2. Gather Personal Information 

Your funeral director will help submit the required legal forms surrounding someone’s death. They’ll typically need the following information about the deceased–and it can be submitted ahead of time, if you’re pre-planning!

  • Full name
  • Current residence
  • Birthdate and place of birth
  • Social security number
  • Father’s name
  • Mother’s name (and maiden name, if applicable)
  • Highest level of education completed
  • Occupation and type of business or industry
  • For a veteran, a DD214 form
  • Name, address, and phone number of person who will be in charge of funeral details

3. Make Decisions About Final Disposition

Will the deceased be buried or cremated? If choosing burial, choose a cemetery, and a representative will help you select a burial plot, mausoleum, or niche. Think through whether you’d like a monument or grave marker, and what it should say.
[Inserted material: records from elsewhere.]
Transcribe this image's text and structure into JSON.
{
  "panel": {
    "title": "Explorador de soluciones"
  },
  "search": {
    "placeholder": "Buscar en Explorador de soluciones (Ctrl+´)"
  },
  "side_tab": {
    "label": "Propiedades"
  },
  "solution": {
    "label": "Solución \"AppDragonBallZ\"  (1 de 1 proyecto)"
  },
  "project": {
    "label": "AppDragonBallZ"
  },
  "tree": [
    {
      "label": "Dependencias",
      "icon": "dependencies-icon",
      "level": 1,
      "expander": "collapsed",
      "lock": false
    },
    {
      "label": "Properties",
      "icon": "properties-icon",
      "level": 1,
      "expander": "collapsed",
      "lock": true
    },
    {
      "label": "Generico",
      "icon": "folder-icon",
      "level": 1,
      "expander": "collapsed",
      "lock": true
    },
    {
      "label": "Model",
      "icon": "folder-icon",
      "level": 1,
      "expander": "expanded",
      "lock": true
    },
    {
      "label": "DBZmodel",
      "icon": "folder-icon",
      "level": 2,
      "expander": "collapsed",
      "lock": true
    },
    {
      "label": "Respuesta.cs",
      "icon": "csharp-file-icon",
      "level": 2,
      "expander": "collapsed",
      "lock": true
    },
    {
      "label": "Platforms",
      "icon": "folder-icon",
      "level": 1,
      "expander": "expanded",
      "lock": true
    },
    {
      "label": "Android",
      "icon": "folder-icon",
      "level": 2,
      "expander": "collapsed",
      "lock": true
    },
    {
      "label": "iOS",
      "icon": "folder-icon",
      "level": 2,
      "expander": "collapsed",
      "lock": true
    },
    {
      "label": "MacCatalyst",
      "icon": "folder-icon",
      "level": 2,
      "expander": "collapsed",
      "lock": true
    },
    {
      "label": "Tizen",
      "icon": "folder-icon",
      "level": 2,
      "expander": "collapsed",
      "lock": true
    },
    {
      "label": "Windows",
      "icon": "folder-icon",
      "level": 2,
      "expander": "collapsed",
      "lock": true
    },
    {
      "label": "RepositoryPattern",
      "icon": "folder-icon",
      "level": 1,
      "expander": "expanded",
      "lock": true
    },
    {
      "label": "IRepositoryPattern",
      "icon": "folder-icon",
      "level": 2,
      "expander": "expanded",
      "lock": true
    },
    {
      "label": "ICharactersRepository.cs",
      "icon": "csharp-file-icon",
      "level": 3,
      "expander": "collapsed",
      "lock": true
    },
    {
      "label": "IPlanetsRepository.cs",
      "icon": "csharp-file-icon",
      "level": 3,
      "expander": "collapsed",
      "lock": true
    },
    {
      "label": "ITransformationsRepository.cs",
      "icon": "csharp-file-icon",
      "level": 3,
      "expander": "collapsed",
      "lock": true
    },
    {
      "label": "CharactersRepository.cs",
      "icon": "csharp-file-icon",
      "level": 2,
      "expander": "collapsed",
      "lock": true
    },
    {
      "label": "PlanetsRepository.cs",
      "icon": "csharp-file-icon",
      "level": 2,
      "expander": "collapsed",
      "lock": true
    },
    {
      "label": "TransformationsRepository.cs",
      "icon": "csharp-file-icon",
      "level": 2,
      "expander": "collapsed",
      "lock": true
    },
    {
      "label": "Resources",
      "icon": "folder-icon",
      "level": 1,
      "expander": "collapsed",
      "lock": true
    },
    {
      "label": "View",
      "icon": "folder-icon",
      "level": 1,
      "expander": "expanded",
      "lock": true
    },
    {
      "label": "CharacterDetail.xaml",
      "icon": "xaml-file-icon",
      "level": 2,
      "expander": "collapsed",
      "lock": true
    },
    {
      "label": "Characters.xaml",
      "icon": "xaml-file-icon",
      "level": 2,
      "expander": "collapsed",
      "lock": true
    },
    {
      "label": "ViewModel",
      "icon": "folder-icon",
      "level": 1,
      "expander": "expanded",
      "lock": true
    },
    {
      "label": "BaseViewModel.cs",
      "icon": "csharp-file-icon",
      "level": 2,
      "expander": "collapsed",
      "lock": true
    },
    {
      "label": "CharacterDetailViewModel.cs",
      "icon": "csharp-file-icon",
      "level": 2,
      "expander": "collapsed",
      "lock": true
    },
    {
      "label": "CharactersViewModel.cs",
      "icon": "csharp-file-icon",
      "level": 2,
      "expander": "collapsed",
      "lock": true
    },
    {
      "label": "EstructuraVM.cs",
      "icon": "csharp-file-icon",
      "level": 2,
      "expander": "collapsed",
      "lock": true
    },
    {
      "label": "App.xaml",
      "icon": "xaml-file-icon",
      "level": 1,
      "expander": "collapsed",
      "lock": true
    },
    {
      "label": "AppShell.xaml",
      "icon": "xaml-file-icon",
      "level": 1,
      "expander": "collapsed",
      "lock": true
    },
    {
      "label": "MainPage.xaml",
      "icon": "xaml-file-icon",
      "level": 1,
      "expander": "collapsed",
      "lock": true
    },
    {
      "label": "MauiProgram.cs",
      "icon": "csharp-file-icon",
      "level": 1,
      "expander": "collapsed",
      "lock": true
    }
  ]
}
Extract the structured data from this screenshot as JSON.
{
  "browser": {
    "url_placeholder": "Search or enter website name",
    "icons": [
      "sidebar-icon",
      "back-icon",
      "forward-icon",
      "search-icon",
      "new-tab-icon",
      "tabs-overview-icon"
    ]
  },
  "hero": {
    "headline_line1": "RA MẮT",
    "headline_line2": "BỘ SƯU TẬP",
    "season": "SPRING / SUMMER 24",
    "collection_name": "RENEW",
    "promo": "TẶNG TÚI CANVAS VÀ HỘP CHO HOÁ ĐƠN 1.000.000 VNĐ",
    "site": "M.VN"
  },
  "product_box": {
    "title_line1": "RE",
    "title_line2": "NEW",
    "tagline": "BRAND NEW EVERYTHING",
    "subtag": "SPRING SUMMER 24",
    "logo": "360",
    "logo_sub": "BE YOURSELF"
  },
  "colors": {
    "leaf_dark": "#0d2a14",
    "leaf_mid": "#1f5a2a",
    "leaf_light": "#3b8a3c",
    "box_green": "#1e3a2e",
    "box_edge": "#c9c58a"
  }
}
If choosing cremation, you’ll need to decide who will keep your urn or decide who will scatter your ashes–and where.

4. Think Through the Funeral, Memorial Service, or Celebration of Life

Your funeral director will help you create an event that fits the family and lifestyle of the deceased. Timing and location might depend on whether you’ve chosen burial or cremation, but once those foundational decisions are made, the sky’s the limit for what the gathering itself could look like. Is there a clergy member you’d like to preside over the service, or should the funeral director do it? Should there be flowers? Music? What will the casket or urn look like, and who would you like involved in the service? 

5. Jot Down Obituary Thoughts

Should the death and/or service information be announced in a local newspaper, or even in multiple papers? What should be included, and/or who should write it? Sometimes a family will publish a notice in the deceased’s hometown, if it’s not where they were currently living. Many funeral homes also publish online notices that can be shared on social media, and some families even do email invitations or create Facebook events to help spread the word.
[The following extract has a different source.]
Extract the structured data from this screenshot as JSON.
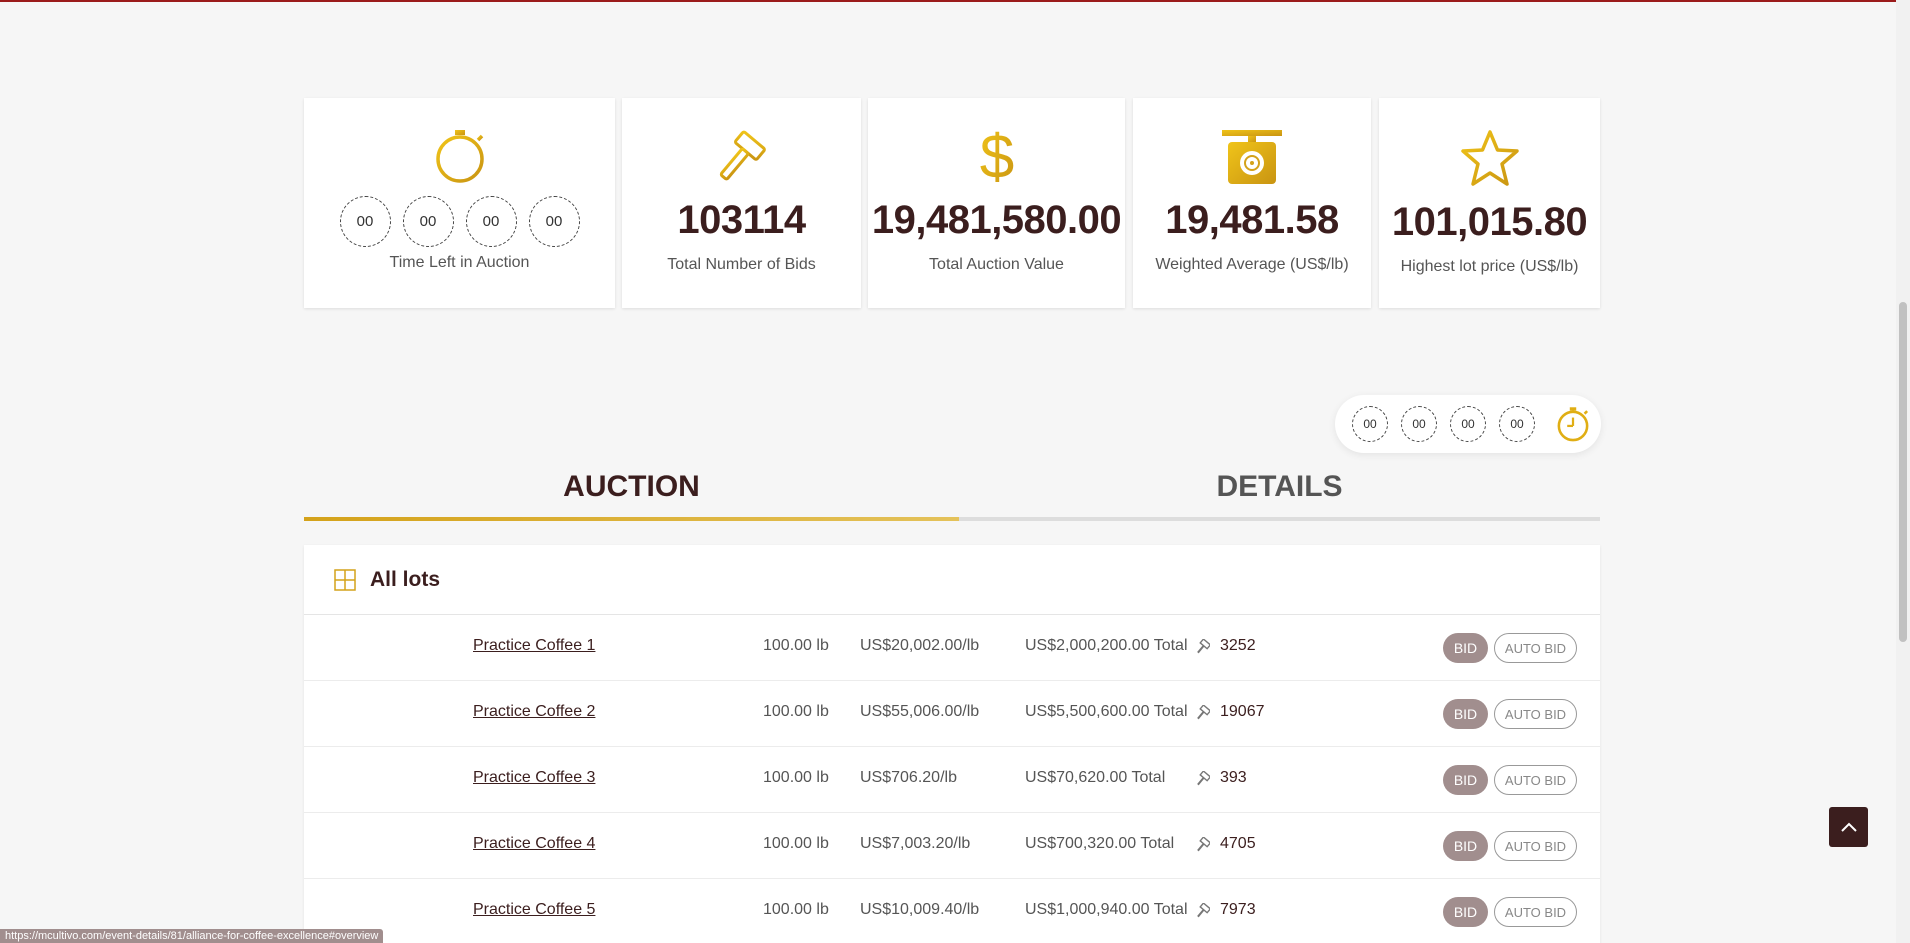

6. Choose a Charity (or Multiple Charities) to Receive Memorial Donations 

This is close to our hearts at Apex, because the majority of our clients incorporate charitable giving into their legacy plans. Choosing a nonprofit organization–or multiple charities–can be a great way to help surviving loved ones make a positive difference in the same of the deceased. This can be a final celebration of the deceased’s values and impact. Some ask loved ones to support a charity in lieu of floral gifts–and some have memorials directed to the same organization(s) remembered in a legacy plan or bequest from the estate of the deceased.